Nijhuis also talked about the plusses and minuses of today’s journalism. One conclusion was that the journalism industry is still being disrupted by new technology and is now just more flexible and less afraid. She said that current worries lie around the topic of AI, not about Craigslist. 

She mentioned that disinformation is now spread not just by manufacturing and industry but by friends and neighbors through social media. According to Nijhuis, people used the natural uncertainty of science to dispute climate change, and editors told journalists to illustrate both sides of a story. To satisfy editors, she said that the quick thing to do was to quote a climate denier and a climate scientist without context. The strategy planted doubt in the public’s minds.

“The only solace we have is that we’ve seen [disinformation] before,” she said. 

Nijhuis noted multiple times in the talk that environmental stories are depressing to many and are seen as slow emergencies. 

However, she said that there is more good news than people think. Covering environmental stories, which are urgent, she told the crowd, gives a sense of purpose.

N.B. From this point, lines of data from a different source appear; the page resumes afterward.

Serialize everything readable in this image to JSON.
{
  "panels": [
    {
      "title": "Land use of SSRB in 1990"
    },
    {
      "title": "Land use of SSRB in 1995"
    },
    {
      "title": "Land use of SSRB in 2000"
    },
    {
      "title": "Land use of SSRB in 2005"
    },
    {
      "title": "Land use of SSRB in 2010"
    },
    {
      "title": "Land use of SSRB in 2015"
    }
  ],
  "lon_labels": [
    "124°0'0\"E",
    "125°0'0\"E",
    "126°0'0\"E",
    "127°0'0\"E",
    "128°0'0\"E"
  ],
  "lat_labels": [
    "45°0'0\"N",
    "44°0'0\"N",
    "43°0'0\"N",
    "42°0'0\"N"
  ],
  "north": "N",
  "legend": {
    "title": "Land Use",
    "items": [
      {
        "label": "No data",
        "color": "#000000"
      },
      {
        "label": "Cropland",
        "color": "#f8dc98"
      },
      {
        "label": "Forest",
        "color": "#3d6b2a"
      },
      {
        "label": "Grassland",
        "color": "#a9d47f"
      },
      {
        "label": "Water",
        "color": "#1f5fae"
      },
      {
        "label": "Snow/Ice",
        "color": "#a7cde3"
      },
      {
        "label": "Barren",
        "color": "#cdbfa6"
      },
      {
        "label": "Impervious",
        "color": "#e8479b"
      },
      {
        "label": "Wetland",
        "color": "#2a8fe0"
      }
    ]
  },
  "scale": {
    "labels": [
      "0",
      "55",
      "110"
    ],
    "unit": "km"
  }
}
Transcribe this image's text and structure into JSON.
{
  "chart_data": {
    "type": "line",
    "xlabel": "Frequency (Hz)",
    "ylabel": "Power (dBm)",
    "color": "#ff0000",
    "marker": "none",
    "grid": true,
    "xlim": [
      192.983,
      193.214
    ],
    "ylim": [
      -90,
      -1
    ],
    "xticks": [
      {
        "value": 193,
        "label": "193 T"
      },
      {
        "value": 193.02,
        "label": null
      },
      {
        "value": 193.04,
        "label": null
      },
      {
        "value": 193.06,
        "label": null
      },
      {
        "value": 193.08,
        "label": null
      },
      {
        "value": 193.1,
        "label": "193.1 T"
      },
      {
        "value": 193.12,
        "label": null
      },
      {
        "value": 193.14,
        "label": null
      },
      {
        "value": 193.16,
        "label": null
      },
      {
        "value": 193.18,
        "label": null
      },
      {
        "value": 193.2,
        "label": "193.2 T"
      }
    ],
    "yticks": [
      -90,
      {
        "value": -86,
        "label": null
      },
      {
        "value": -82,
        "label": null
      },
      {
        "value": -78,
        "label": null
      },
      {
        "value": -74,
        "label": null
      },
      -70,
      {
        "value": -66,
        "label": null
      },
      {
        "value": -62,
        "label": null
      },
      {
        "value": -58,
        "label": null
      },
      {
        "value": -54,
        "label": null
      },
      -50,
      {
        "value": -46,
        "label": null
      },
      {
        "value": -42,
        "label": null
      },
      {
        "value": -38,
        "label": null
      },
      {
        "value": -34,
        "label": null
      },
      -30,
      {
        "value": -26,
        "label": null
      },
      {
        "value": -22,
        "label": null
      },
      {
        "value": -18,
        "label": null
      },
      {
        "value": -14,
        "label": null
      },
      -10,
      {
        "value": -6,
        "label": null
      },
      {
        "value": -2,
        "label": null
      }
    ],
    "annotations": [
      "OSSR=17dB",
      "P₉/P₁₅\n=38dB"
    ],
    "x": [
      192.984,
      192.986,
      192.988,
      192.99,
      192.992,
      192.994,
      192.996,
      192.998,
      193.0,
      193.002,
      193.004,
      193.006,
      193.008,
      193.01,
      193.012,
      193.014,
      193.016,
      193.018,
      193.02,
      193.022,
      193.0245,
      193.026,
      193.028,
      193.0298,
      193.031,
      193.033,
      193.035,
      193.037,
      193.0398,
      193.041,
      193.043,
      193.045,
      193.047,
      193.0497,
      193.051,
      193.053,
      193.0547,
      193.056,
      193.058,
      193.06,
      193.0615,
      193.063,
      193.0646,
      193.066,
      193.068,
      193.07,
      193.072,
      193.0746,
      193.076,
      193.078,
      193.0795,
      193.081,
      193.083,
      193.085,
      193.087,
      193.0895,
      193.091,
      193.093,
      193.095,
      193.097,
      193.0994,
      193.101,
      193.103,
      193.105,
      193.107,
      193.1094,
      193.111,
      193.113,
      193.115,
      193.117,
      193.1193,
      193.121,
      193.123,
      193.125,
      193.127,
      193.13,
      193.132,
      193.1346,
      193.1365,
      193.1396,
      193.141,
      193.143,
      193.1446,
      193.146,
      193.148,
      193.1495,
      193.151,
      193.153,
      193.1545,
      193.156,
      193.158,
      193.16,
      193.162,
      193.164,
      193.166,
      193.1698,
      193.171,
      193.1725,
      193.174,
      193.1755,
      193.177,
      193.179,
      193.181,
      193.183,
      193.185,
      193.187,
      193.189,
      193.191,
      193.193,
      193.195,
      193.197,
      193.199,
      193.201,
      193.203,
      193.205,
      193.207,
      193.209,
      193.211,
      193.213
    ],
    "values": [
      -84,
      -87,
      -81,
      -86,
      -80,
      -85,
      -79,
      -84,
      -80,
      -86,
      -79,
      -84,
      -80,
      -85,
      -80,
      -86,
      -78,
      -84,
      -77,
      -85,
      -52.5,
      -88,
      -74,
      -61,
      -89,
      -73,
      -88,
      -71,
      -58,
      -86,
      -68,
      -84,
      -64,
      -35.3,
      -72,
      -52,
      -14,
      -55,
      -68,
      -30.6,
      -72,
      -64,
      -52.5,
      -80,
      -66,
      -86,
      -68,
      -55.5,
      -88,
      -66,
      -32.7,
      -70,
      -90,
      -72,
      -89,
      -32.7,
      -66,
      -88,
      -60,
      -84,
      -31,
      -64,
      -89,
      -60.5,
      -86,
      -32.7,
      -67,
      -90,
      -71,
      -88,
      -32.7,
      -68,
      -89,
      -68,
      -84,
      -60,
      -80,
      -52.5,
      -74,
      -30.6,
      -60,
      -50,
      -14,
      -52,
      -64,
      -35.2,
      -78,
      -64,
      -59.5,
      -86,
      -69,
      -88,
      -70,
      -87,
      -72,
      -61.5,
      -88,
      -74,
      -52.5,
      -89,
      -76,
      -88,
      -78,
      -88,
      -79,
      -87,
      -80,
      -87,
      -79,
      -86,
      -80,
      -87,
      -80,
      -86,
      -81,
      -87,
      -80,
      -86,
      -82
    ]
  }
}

One major plus Nijhuis noted is that the environment is no longer combined into a single beat. In the journalism world, a beat is a specific genre that focuses on an issue, sector, organization or institution over time. 

“The environment is part of the sports beat; it’s part of the business beat; it’s part of the style beat,” she said. “Anything you can think of has an environmental or climate change angle to it.”

Other positives Nijhuis mentioned about the state of journalism included the variety of media types environmental stories are told in, journalists being savvier about misinformation, citizen reporting by new organizations like Uplift Local and publications by ProPublica that have kept investigative journalism alive.

Nihjuis mentioned things that are needed now in journalism. One included fewer stories about individual heroes.

“People are dependent on other people,” she said. If the stories were widened, they would show the people others rely on.

Nijhuis said that longer attention spans for both media and consumers, better pay for journalists and overall having more journalists could help the industry as a whole.

“Journalism is never boring,” Nijhuis said. “That’s what keeps all of us going.”